The Conjuring: Last Rites

Review by Saulo Ferreira Sep 3 • 2025 2 min read

While The Conjuring: Last Rites repeats familiar beats, its touching subplot gives the series a heartfelt and worthy closing note.

A Proper Curtain Call for the Warrens

Twelve years and nine films after its inception, the Conjuring franchise no longer carries the freshness of its 2013 debut. That film’s polished throwback to 1970s supernatural horror gave the series instant credibility, but its successors have drained the novelty despite varied quality. Audiences still return in large numbers, proof of how powerful brand recognition has become in modern moviegoing, but is anyone truly eager to see what case the Warrens will take on next?

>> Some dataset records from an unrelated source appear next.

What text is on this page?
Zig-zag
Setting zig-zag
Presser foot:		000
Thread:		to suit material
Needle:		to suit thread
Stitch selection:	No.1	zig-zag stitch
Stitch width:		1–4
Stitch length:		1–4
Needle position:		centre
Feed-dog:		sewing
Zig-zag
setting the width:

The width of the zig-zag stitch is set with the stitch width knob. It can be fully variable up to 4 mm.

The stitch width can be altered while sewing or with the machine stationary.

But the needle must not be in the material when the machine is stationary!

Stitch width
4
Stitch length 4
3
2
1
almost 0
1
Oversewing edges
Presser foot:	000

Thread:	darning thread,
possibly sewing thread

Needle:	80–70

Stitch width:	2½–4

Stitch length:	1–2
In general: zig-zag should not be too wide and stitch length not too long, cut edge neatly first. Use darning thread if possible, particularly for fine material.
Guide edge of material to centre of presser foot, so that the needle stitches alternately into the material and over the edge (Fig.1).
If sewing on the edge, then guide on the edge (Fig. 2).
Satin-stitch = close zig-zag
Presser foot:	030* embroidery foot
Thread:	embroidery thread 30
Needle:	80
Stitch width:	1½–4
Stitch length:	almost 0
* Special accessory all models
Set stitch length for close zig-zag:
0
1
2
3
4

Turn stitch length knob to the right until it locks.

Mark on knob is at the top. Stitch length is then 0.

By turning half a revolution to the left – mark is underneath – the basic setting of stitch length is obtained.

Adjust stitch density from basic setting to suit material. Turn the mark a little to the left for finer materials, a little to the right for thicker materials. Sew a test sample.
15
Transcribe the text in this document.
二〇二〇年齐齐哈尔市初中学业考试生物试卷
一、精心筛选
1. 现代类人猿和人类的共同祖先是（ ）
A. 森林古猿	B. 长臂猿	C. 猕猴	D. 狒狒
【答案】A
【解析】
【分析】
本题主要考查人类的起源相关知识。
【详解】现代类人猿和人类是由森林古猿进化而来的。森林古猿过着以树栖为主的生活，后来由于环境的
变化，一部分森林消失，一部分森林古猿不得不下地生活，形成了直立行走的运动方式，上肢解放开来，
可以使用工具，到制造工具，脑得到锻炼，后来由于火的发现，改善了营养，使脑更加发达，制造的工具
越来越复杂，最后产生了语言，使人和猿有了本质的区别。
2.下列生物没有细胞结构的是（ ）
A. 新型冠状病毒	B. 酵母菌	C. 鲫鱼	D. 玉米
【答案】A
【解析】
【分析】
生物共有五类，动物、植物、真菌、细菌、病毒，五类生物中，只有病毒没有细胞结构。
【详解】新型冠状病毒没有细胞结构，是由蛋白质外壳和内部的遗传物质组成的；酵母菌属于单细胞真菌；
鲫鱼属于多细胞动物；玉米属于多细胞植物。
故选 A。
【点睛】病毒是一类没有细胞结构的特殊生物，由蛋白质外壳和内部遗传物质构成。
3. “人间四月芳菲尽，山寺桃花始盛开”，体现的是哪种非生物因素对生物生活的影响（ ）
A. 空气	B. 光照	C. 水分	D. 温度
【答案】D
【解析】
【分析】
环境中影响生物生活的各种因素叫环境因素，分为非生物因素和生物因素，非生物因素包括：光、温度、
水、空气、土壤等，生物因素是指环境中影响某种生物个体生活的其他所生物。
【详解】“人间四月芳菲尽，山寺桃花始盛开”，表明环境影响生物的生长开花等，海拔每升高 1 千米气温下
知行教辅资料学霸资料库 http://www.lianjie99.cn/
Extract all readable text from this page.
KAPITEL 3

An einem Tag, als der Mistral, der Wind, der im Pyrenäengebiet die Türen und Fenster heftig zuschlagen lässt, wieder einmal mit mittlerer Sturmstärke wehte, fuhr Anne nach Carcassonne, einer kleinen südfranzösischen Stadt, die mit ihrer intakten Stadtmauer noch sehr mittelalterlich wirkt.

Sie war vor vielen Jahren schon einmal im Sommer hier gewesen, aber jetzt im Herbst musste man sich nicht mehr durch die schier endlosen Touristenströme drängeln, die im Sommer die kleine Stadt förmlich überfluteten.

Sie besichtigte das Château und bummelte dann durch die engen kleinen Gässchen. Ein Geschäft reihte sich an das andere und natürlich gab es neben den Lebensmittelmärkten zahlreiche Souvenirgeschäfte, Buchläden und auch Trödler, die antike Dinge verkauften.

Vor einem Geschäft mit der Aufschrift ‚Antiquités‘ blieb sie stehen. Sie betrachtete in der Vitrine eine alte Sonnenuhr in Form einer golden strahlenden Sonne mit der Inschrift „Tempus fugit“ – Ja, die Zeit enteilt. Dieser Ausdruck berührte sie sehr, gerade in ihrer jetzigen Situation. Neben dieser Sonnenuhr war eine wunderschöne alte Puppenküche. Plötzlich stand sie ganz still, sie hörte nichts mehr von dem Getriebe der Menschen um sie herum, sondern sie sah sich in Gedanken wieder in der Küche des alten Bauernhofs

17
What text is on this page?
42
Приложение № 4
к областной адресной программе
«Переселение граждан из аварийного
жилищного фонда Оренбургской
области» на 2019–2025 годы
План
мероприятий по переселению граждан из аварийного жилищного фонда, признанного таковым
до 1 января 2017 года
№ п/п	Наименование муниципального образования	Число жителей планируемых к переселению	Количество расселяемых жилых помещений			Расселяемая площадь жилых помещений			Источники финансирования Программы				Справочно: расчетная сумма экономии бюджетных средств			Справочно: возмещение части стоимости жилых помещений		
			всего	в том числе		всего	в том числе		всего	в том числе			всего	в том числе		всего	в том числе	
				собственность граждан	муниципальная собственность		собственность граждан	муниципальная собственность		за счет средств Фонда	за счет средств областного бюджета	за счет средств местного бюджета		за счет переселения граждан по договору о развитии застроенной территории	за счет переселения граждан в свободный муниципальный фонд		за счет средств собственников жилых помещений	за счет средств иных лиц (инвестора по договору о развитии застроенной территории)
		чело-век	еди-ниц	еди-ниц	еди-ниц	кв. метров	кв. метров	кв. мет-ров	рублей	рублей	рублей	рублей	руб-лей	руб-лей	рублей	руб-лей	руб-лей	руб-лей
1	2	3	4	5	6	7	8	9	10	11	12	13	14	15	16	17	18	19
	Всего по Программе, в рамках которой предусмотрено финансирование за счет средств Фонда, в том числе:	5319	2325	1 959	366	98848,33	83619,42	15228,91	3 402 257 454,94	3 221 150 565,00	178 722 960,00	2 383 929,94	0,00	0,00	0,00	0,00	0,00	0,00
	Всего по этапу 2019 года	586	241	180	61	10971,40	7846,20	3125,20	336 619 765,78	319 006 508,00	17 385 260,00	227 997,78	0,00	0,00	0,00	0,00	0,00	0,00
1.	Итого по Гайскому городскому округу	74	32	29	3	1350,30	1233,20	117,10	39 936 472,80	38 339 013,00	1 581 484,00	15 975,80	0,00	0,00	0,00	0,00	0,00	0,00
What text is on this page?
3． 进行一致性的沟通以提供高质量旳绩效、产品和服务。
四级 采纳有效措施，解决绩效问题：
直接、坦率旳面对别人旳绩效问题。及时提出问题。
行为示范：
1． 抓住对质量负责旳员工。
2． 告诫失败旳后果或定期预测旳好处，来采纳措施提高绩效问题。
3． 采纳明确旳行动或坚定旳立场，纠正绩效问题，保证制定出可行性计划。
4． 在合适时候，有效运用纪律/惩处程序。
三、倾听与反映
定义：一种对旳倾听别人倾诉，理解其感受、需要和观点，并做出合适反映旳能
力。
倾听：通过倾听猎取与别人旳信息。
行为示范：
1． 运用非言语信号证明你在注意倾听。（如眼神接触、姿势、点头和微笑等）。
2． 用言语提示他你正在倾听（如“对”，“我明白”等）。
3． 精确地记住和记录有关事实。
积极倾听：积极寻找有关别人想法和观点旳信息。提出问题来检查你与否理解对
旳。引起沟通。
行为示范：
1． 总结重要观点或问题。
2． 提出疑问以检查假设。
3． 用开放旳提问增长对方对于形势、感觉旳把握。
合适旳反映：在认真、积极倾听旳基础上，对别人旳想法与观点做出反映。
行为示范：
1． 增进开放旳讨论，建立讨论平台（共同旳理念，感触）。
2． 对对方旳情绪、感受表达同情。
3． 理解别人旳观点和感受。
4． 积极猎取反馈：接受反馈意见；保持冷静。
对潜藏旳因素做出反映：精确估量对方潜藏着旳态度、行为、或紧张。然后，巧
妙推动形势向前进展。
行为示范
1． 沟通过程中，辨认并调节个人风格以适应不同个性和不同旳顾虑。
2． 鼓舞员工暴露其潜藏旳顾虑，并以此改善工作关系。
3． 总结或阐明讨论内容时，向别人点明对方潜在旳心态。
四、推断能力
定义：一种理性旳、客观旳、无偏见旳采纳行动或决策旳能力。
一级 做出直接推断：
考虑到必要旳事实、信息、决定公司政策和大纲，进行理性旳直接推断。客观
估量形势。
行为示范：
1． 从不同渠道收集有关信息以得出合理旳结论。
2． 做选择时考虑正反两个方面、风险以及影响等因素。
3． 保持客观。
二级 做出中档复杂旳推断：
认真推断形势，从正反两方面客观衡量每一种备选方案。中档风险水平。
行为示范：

The decline in interest comes less from a collapse in quality and more from the limits of the premise itself. The first film hinted at limitless potential with its basement of cursed artifacts, yet it soon became clear that the real-life cases on which the franchise is based offered little room for variation. The Warrens are empathetic and well-acted but never change, the cases themselves are not that different from each other, and the original had already delivered a near-perfect execution of everything the material had to offer.

Fully aware of that fatigue, the studio leaned on every familiar franchise hook to sell this fourth chapter. The marketing promised a case that was “personal,” “the very last,” “the biggest yet,” with Ed once again battling his health. The result is better than those desperate slogans suggest, since the film wisely pushes these elements to the background and finds fresher ground elsewhere.

The case itself sticks to the template of the earlier films: a haunted family, a haunted house, and a series of escalating encounters. These beats are handled with the series’ usual efficiency, with strong performances and a handful of sharp scares. Still, the sense of déjà vu grows stronger as it revisits basement frights and builds toward a third act possession that becomes all too familiar and lingers longer than it should.

What sets this one apart, and makes it the most engaging since the original, is an unexpected father of the bride subplot. A surprising amount of the runtime is devoted to Judy Warren (Mia Tomlinson) and her fiancé Tony (Ben Hardy), whose chemistry brings warmth and heart to the film. Their conversations hold the attention, and a scene where Tony asks Ed and Lorraine for their blessing stands out as one of the franchise’s most memorable. Ed’s reaction delivers humor while Hardy’s earnestness is genuinely touching. This relationship provides the emotional weight the final act so badly needed.

The result is a fitting place to end the franchise. In the original, seeing the artifact room felt like peeking into a box of chocolates filled with varied flavors. Now, it feels like we have eaten the last satisfying piece. The mission has been accomplished, the stories told, the circle closed. Hopefully the studio resists the temptation of letting Annabelle loose one more time.